Low-Energy Friday: Ethanol policy is a hot mess—literally
Longtime readers of Low Energy Fridays are probably used to hearing examples of the government getting in the way of the private sector. Sometimes, though, government gets in the way of government itself. One recent example of this can be seen in a current battle in Congress over whether to allow year-round sales of E15—a blend of 85 percent gasoline and 15 percent ethanol.
E15 blended gasoline is widely used throughout the United States. It is sometimes claimed that ethanol lowers gas prices, but this is something of an illusion. Ethanol is less energy dense than gasoline, meaning that a car can drive further on a gallon of gasoline than on a gallon of ethanol. Blending ethanol into gasoline can make the price per gallon at the pump cheaper, but since you have to fill up more often it doesn’t ultimately save you any money.
Instead, much of the popularity of E15 results from government subsidies and mandates. The federal Renewable Fuel Standard required that 22.33 billion gallons of biofuels be blended into gasoline last year, with at least 15 billion gallons of that coming from corn ethanol. Ethanol producers may also be eligible for as much as $1 per gallon in subsidies through the Clean Fuel Production Credit.
But what government regulation gives, government regulation can take away. The use of E15 during the summer is legally problematic because its higher vapor pressure produces smog-forming emissions, especially at higher temperatures, in conflict with Clean Air Act standards. During the hotter summer months, suppliers must ordinarily switch to a lower E10 blend. States can request a waiver from the Environmental Protection Agency (EPA) allowing the continued sale of E15 during the summer months, and in recent years EPA has tended to grant them. But the process involves a fair amount of logistical headaches and regulatory uncertainty, and has led to pressure for legislation that would enshrine year-round E15 sales. Legislation to this effect narrowly passed the House last month and now faces uncertain prospects in the Senate.
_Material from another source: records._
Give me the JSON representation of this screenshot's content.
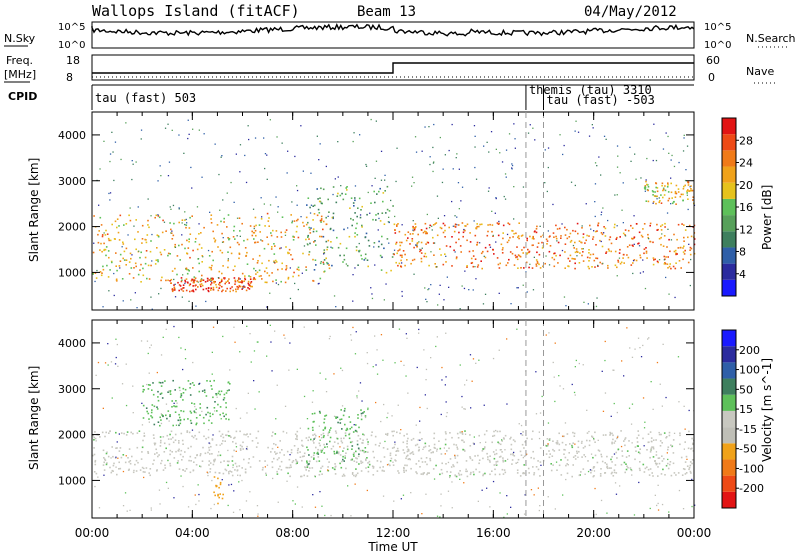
{
  "header": {
    "station": "Wallops Island (fitACF)",
    "beam": "Beam 13",
    "date": "04/May/2012"
  },
  "top_panels": {
    "nsky_label": "N.Sky",
    "nsky_ticks": [
      "10^5",
      "10^0"
    ],
    "nsearch_label": "N.Search",
    "nsearch_ticks": [
      "10^5",
      "10^0"
    ],
    "freq_label": "Freq.",
    "freq_unit": "[MHz]",
    "freq_ticks": [
      "18",
      "8"
    ],
    "nave_label": "Nave",
    "nave_ticks": [
      "60",
      "0"
    ],
    "cpid_label": "CPID",
    "cpid_entries": [
      {
        "text": "tau (fast) 503",
        "start_hour": 0.0
      },
      {
        "text": "themis (tau) 3310",
        "start_hour": 17.3
      },
      {
        "text": "tau (fast) -503",
        "start_hour": 18.0
      }
    ],
    "freq_step_hour": 12.0
  },
  "chart_data": [
    {
      "type": "heatmap",
      "title": "Power",
      "ylabel": "Slant Range [km]",
      "xlabel": "",
      "xlim": [
        0,
        24
      ],
      "ylim": [
        180,
        4500
      ],
      "yticks": [
        "1000",
        "2000",
        "3000",
        "4000"
      ],
      "colorbar_label": "Power [dB]",
      "colorbar_ticks": [
        "4",
        "8",
        "12",
        "16",
        "20",
        "24",
        "28"
      ],
      "colorbar_range": [
        0,
        30
      ],
      "colorbar_colors": [
        "#1a1aff",
        "#2b2b9e",
        "#2f5fa8",
        "#3e7f5e",
        "#57a05a",
        "#5ec05a",
        "#e6c21c",
        "#f0a21a",
        "#f07a18",
        "#ee4a16",
        "#e21414"
      ],
      "features": [
        {
          "t_start": 0.0,
          "t_end": 9.5,
          "range_start": 800,
          "range_end": 2300,
          "level": 20
        },
        {
          "t_start": 3.0,
          "t_end": 6.5,
          "range_start": 600,
          "range_end": 900,
          "level": 26
        },
        {
          "t_start": 8.5,
          "t_end": 12.0,
          "range_start": 1000,
          "range_end": 2900,
          "level": 12
        },
        {
          "t_start": 12.0,
          "t_end": 24.0,
          "range_start": 1100,
          "range_end": 2100,
          "level": 24
        },
        {
          "t_start": 22.0,
          "t_end": 24.0,
          "range_start": 2500,
          "range_end": 3000,
          "level": 20
        }
      ]
    },
    {
      "type": "heatmap",
      "title": "Velocity",
      "ylabel": "Slant Range [km]",
      "xlabel": "Time UT",
      "xlim": [
        0,
        24
      ],
      "ylim": [
        180,
        4500
      ],
      "xticks": [
        "00:00",
        "04:00",
        "08:00",
        "12:00",
        "16:00",
        "20:00",
        "00:00"
      ],
      "yticks": [
        "1000",
        "2000",
        "3000",
        "4000"
      ],
      "colorbar_label": "Velocity [m s^-1]",
      "colorbar_ticks": [
        "-200",
        "-100",
        "-50",
        "-15",
        "15",
        "50",
        "100",
        "200"
      ],
      "colorbar_colors": [
        "#e21414",
        "#ee4a16",
        "#f07a18",
        "#f0a21a",
        "#bfbfb7",
        "#c8c8c0",
        "#5ec05a",
        "#3e7f5e",
        "#2f5fa8",
        "#2b2b9e",
        "#1a1aff"
      ],
      "features": [
        {
          "t_start": 0.0,
          "t_end": 24.0,
          "range_start": 1100,
          "range_end": 2100,
          "velocity": 0
        },
        {
          "t_start": 2.0,
          "t_end": 5.5,
          "range_start": 2200,
          "range_end": 3200,
          "velocity": 60
        },
        {
          "t_start": 8.5,
          "t_end": 11.0,
          "range_start": 1200,
          "range_end": 2600,
          "velocity": 40
        },
        {
          "t_start": 4.8,
          "t_end": 5.2,
          "range_start": 500,
          "range_end": 1100,
          "velocity": -60
        }
      ]
    }
  ]
}
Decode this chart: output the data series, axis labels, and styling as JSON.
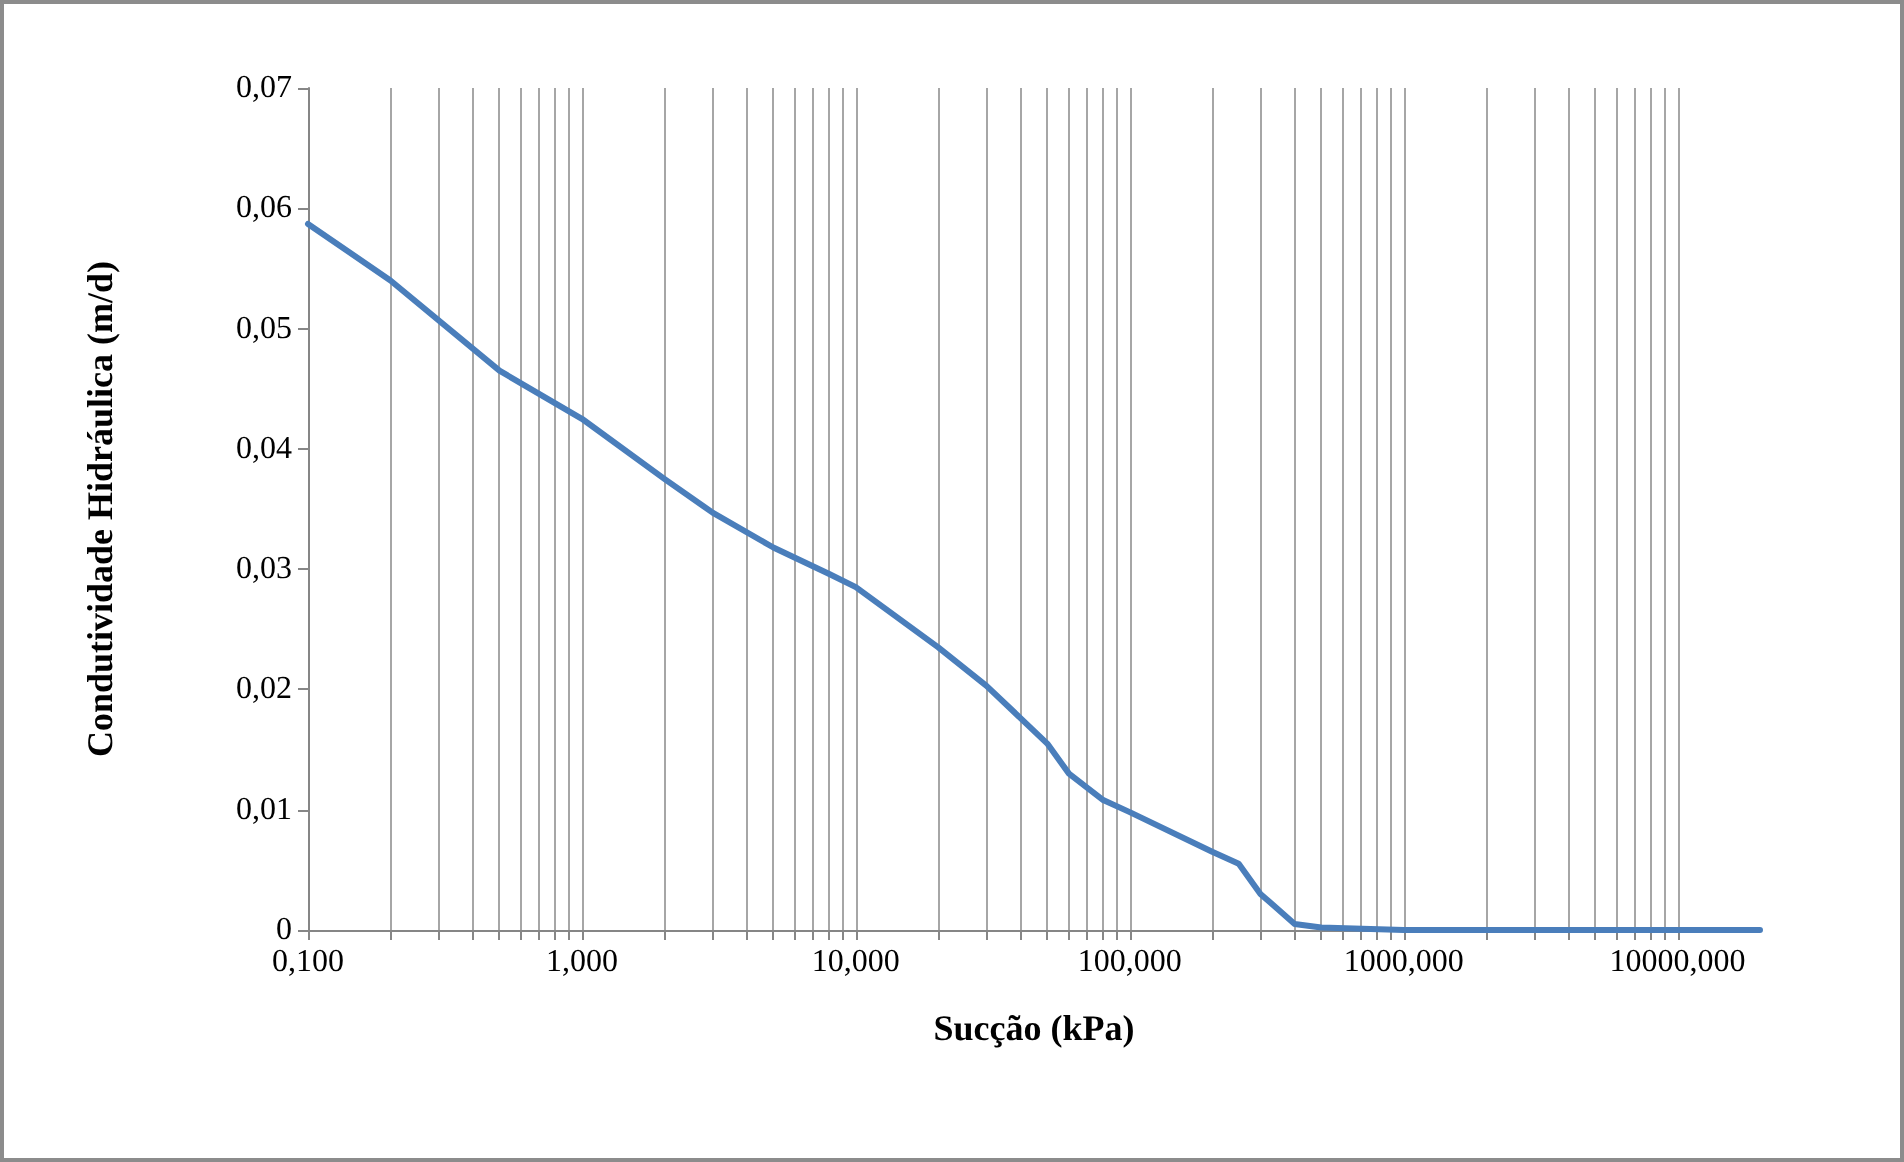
{
  "chart_data": {
    "type": "line",
    "xlabel": "Sucção (kPa)",
    "ylabel": "Condutividade Hidráulica (m/d)",
    "log": "x",
    "grid": "x",
    "marker": "none",
    "line_style": "solid",
    "x": [
      0.1,
      0.2,
      0.5,
      1,
      2,
      3,
      5,
      8,
      10,
      20,
      30,
      50,
      60,
      80,
      100,
      200,
      250,
      300,
      400,
      500,
      1000,
      20000
    ],
    "series": [
      {
        "color": "#4a7ebb",
        "values": [
          0.0587,
          0.054,
          0.0465,
          0.0425,
          0.0375,
          0.0347,
          0.0318,
          0.0296,
          0.0285,
          0.0235,
          0.0203,
          0.0155,
          0.013,
          0.0108,
          0.0098,
          0.0065,
          0.0055,
          0.003,
          0.0005,
          0.0002,
          0,
          0
        ]
      }
    ],
    "xlim": [
      0.1,
      20000
    ],
    "xticks": [
      {
        "value": 0.1,
        "label": "0,100"
      },
      {
        "value": 0.2,
        "label": null
      },
      {
        "value": 0.3,
        "label": null
      },
      {
        "value": 0.4,
        "label": null
      },
      {
        "value": 0.5,
        "label": null
      },
      {
        "value": 0.6,
        "label": null
      },
      {
        "value": 0.7,
        "label": null
      },
      {
        "value": 0.8,
        "label": null
      },
      {
        "value": 0.9,
        "label": null
      },
      {
        "value": 1,
        "label": "1,000"
      },
      {
        "value": 2,
        "label": null
      },
      {
        "value": 3,
        "label": null
      },
      {
        "value": 4,
        "label": null
      },
      {
        "value": 5,
        "label": null
      },
      {
        "value": 6,
        "label": null
      },
      {
        "value": 7,
        "label": null
      },
      {
        "value": 8,
        "label": null
      },
      {
        "value": 9,
        "label": null
      },
      {
        "value": 10,
        "label": "10,000"
      },
      {
        "value": 20,
        "label": null
      },
      {
        "value": 30,
        "label": null
      },
      {
        "value": 40,
        "label": null
      },
      {
        "value": 50,
        "label": null
      },
      {
        "value": 60,
        "label": null
      },
      {
        "value": 70,
        "label": null
      },
      {
        "value": 80,
        "label": null
      },
      {
        "value": 90,
        "label": null
      },
      {
        "value": 100,
        "label": "100,000"
      },
      {
        "value": 200,
        "label": null
      },
      {
        "value": 300,
        "label": null
      },
      {
        "value": 400,
        "label": null
      },
      {
        "value": 500,
        "label": null
      },
      {
        "value": 600,
        "label": null
      },
      {
        "value": 700,
        "label": null
      },
      {
        "value": 800,
        "label": null
      },
      {
        "value": 900,
        "label": null
      },
      {
        "value": 1000,
        "label": "1000,000"
      },
      {
        "value": 2000,
        "label": null
      },
      {
        "value": 3000,
        "label": null
      },
      {
        "value": 4000,
        "label": null
      },
      {
        "value": 5000,
        "label": null
      },
      {
        "value": 6000,
        "label": null
      },
      {
        "value": 7000,
        "label": null
      },
      {
        "value": 8000,
        "label": null
      },
      {
        "value": 9000,
        "label": null
      },
      {
        "value": 10000,
        "label": "10000,000"
      }
    ],
    "ylim": [
      0,
      0.07
    ],
    "yticks": [
      0,
      {
        "value": 0.01,
        "label": "0,01"
      },
      {
        "value": 0.02,
        "label": "0,02"
      },
      {
        "value": 0.03,
        "label": "0,03"
      },
      {
        "value": 0.04,
        "label": "0,04"
      },
      {
        "value": 0.05,
        "label": "0,05"
      },
      {
        "value": 0.06,
        "label": "0,06"
      },
      {
        "value": 0.07,
        "label": "0,07"
      }
    ]
  }
}
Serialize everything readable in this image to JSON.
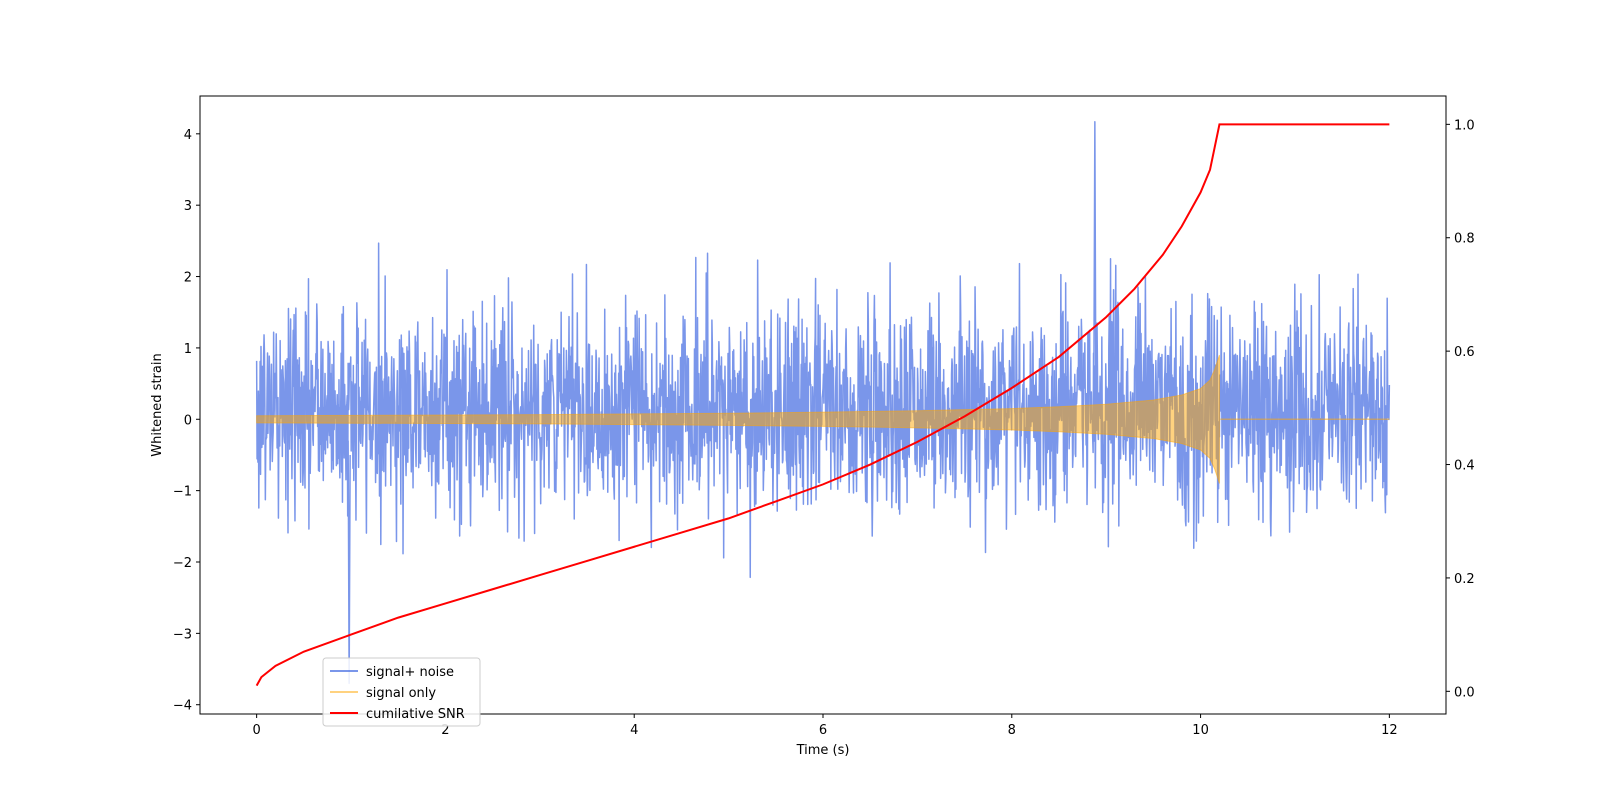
{
  "chart_data": {
    "type": "line",
    "xlabel": "Time (s)",
    "ylabel": "Whitened strain",
    "y2label": "",
    "xlim": [
      -0.6,
      12.6
    ],
    "ylim": [
      -4.13,
      4.53
    ],
    "y2lim": [
      -0.04,
      1.05
    ],
    "xticks": [
      0,
      2,
      4,
      6,
      8,
      10,
      12
    ],
    "yticks": [
      -4,
      -3,
      -2,
      -1,
      0,
      1,
      2,
      3,
      4
    ],
    "y2ticks": [
      0.0,
      0.2,
      0.4,
      0.6,
      0.8,
      1.0
    ],
    "xtick_labels": [
      "0",
      "2",
      "4",
      "6",
      "8",
      "10",
      "12"
    ],
    "ytick_labels": [
      "−4",
      "−3",
      "−2",
      "−1",
      "0",
      "1",
      "2",
      "3",
      "4"
    ],
    "y2tick_labels": [
      "0.0",
      "0.2",
      "0.4",
      "0.6",
      "0.8",
      "1.0"
    ],
    "grid": false,
    "legend_position": "lower-left",
    "series": [
      {
        "name": "signal+ noise",
        "axis": "left",
        "color": "#4169e1",
        "opacity": 0.7,
        "description_values": {
          "x_start": 0,
          "x_end": 12,
          "typical_band": [
            -1.9,
            2.3
          ],
          "max_peak": 4.17,
          "max_peak_x": 8.88,
          "min_peak": -3.7,
          "min_peak_x": 0.98
        }
      },
      {
        "name": "signal only",
        "axis": "left",
        "color": "#ffa500",
        "opacity": 0.5,
        "envelope": {
          "x": [
            0,
            1,
            2,
            3,
            4,
            5,
            6,
            7,
            7.5,
            8,
            8.5,
            9,
            9.5,
            9.8,
            10.0,
            10.1,
            10.15,
            10.2,
            10.21,
            12
          ],
          "amplitude": [
            0.05,
            0.055,
            0.06,
            0.065,
            0.075,
            0.085,
            0.1,
            0.12,
            0.135,
            0.15,
            0.175,
            0.21,
            0.27,
            0.34,
            0.43,
            0.55,
            0.7,
            0.9,
            0.0,
            0.0
          ]
        }
      },
      {
        "name": "cumilative SNR",
        "axis": "right",
        "color": "#ff0000",
        "opacity": 1.0,
        "x": [
          0,
          0.05,
          0.2,
          0.5,
          1,
          1.5,
          2,
          2.5,
          3,
          3.5,
          4,
          4.5,
          5,
          5.5,
          6,
          6.5,
          7,
          7.5,
          8,
          8.5,
          9,
          9.3,
          9.6,
          9.8,
          10.0,
          10.1,
          10.15,
          10.2,
          12
        ],
        "values": [
          0.01,
          0.025,
          0.045,
          0.07,
          0.1,
          0.13,
          0.155,
          0.18,
          0.205,
          0.23,
          0.255,
          0.28,
          0.305,
          0.335,
          0.365,
          0.4,
          0.44,
          0.485,
          0.535,
          0.59,
          0.66,
          0.71,
          0.77,
          0.82,
          0.88,
          0.92,
          0.96,
          1.0,
          1.0
        ]
      }
    ]
  }
}
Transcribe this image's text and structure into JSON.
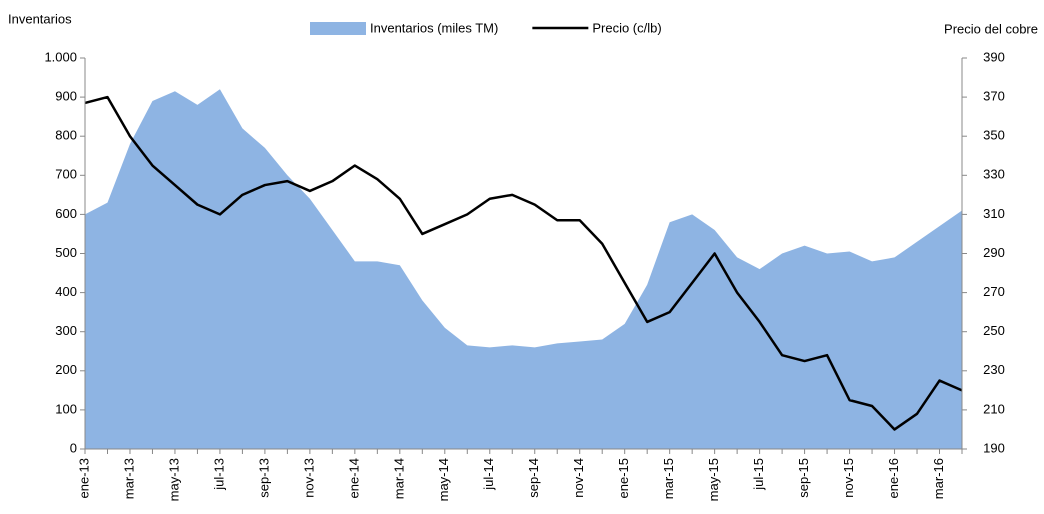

The interaction of the various regulations and waivers of regulations can be a little hard to untangle, so let’s zoom out to look at the big picture. Ethanol is fuel made from food. In theory there’s nothing wrong with using the same thing as a food source and a fuel source. If Shimmer can be a floor wax and a dessert topping, then corn can be used for tacos and to power automobiles. But ethanol mandates have meant that over a third of the corn grown in the U.S. is being diverted for use in ethanol production. This raises the price not only of corn products but also many meat and dairy products that use corn as a feedstock. The demand for ethanol can even drive up the price of other agriculture products that are displaced as farmers switch to growing corn in response to government supports. The increase in food prices as a result of ethanol is not only bad for American consumers, it can spark international unrest.
When the Renewable Fuel Standard was first instituted, it was justified as a more environmentally friendly alternative to gasoline and as a way to reduce dependence on foreign sources of oil. The passage of time has not been kind to these justifications. The environmental effects of ethanol are not great to put it mildly, and to the extent there is an alternative to gasoline in the transportation sector, it is coming from electricity, not corn. The rise of fracking and the resulting boom in domestic oil and gas production has also reduced concerns about American dependence on foreign oil.
The current system costs taxpayers billions of dollars without providing any real benefit. In a sensible world, instead of changing regulations that are in conflict with biofuel mandates, policymakers would reconsider the existence of those mandates.